4.) Missed abortion- Occasionally, the fetus will die early on in the pregnancy and remain in the uterus. During a missed abortion, you will not experience any pain or bleeding, but you will start to feel that something is not right. Your symptoms of pregnancy may decrease or go away completely. Even though the fetus and placenta are still in the uterus, your HcG levels have dropped. An ultrasound will confirm that the baby has stopped developing and you will be sent for a D C.;

If you suddenly do not feel pregnant anymore, call your doctor. Do not wait until your next appointment.

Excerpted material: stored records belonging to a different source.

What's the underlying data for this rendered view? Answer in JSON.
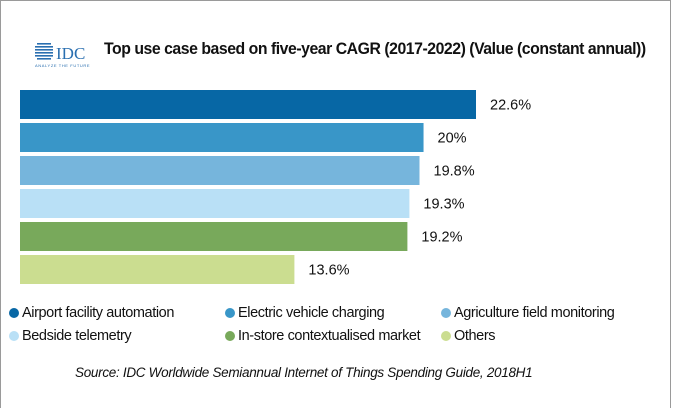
{
  "logo": {
    "text": "IDC",
    "tagline": "ANALYZE THE FUTURE"
  },
  "chart_data": {
    "type": "bar",
    "orientation": "horizontal",
    "title": "Top use case based on five-year CAGR (2017-2022) (Value (constant annual))",
    "categories": [
      "Airport facility automation",
      "Electric vehicle charging",
      "Agriculture field monitoring",
      "Bedside telemetry",
      "In-store contextualised market",
      "Others"
    ],
    "values": [
      22.6,
      20,
      19.8,
      19.3,
      19.2,
      13.6
    ],
    "labels": [
      "22.6%",
      "20%",
      "19.8%",
      "19.3%",
      "19.2%",
      "13.6%"
    ],
    "colors": [
      "#0767a5",
      "#3996c8",
      "#76b5dc",
      "#b9e0f6",
      "#78a95b",
      "#cbdd90"
    ],
    "xlim": [
      0,
      22.6
    ],
    "grid": false,
    "legend_position": "bottom",
    "source": "Source: IDC Worldwide Semiannual Internet of Things Spending Guide, 2018H1"
  }
}
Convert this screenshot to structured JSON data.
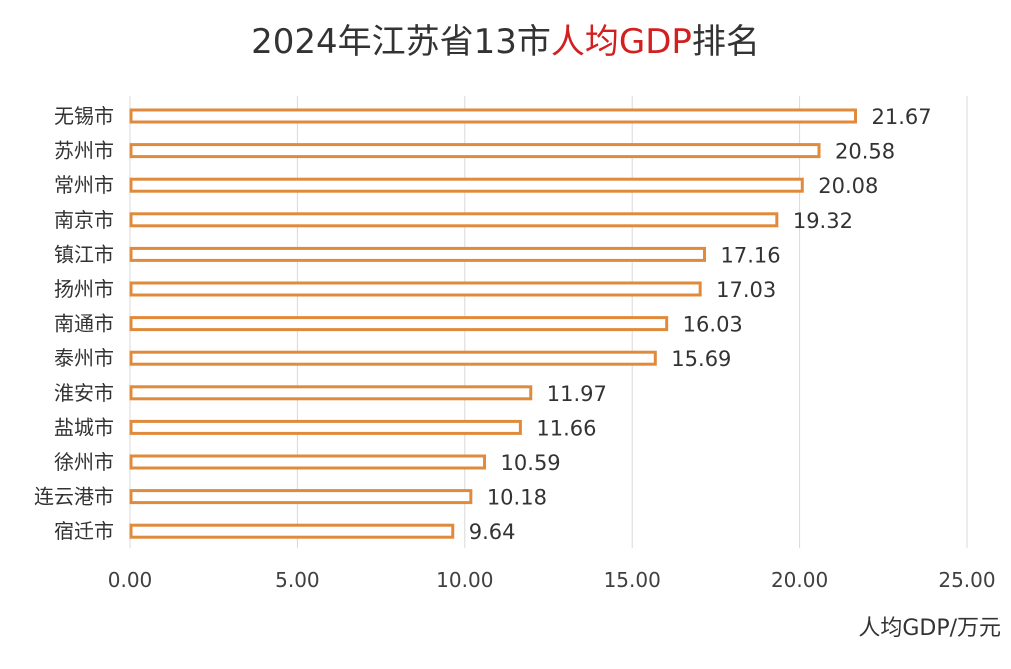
{
  "chart_data": {
    "type": "bar",
    "orientation": "horizontal",
    "title_parts": [
      {
        "text": "2024年江苏省13市",
        "accent": false
      },
      {
        "text": "人均GDP",
        "accent": true
      },
      {
        "text": "排名",
        "accent": false
      }
    ],
    "xlabel": "人均GDP/万元",
    "ylabel": "",
    "xlim": [
      0,
      25
    ],
    "xticks": [
      "0.00",
      "5.00",
      "10.00",
      "15.00",
      "20.00",
      "25.00"
    ],
    "grid": true,
    "categories": [
      "无锡市",
      "苏州市",
      "常州市",
      "南京市",
      "镇江市",
      "扬州市",
      "南通市",
      "泰州市",
      "淮安市",
      "盐城市",
      "徐州市",
      "连云港市",
      "宿迁市"
    ],
    "values": [
      21.67,
      20.58,
      20.08,
      19.32,
      17.16,
      17.03,
      16.03,
      15.69,
      11.97,
      11.66,
      10.59,
      10.18,
      9.64
    ],
    "value_labels": [
      "21.67",
      "20.58",
      "20.08",
      "19.32",
      "17.16",
      "17.03",
      "16.03",
      "15.69",
      "11.97",
      "11.66",
      "10.59",
      "10.18",
      "9.64"
    ],
    "colors": {
      "bar_outline": "#e08a3c",
      "bar_fill": "#ffffff",
      "grid": "#d9d9d9",
      "title_accent": "#d21f1f",
      "text": "#333333"
    }
  }
}
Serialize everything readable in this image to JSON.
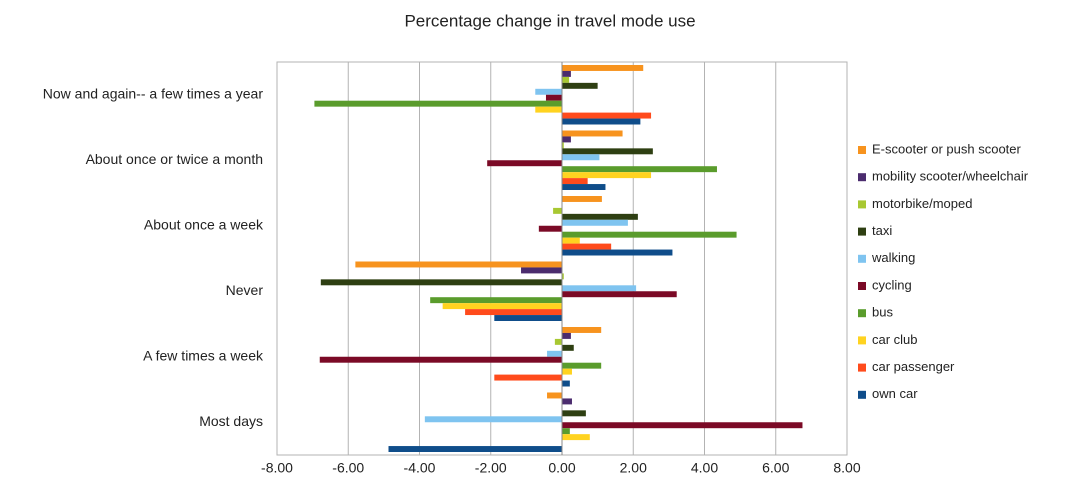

After a miscarriage, your emotions will be running wild. Expect to feel guilt, anger, fear, blame, frustration and a sense of personal failure. Because your pregnancy has been very private up to this point, other people may not understand your heartache. Even though you have only been pregnant a small amount of time, it is perfectly normal and okay to feel upset. The pregnancy was real, and so is your loss. Don’t just try to forget about it or wonder what if. Many women wonder what would have happened if they did not carry the groceries, or if they did not have sex…but in most cases, it was just nature’s way of ending a pregnancy that was not growing properly.

Talk to your doctor about when you can become pregnant again. Some doctors say you can try again right away, while others prefer their patients to wait for at least three menstrual cycles. Above all else, make sure that you are emotionally ready to take on another pregnancy.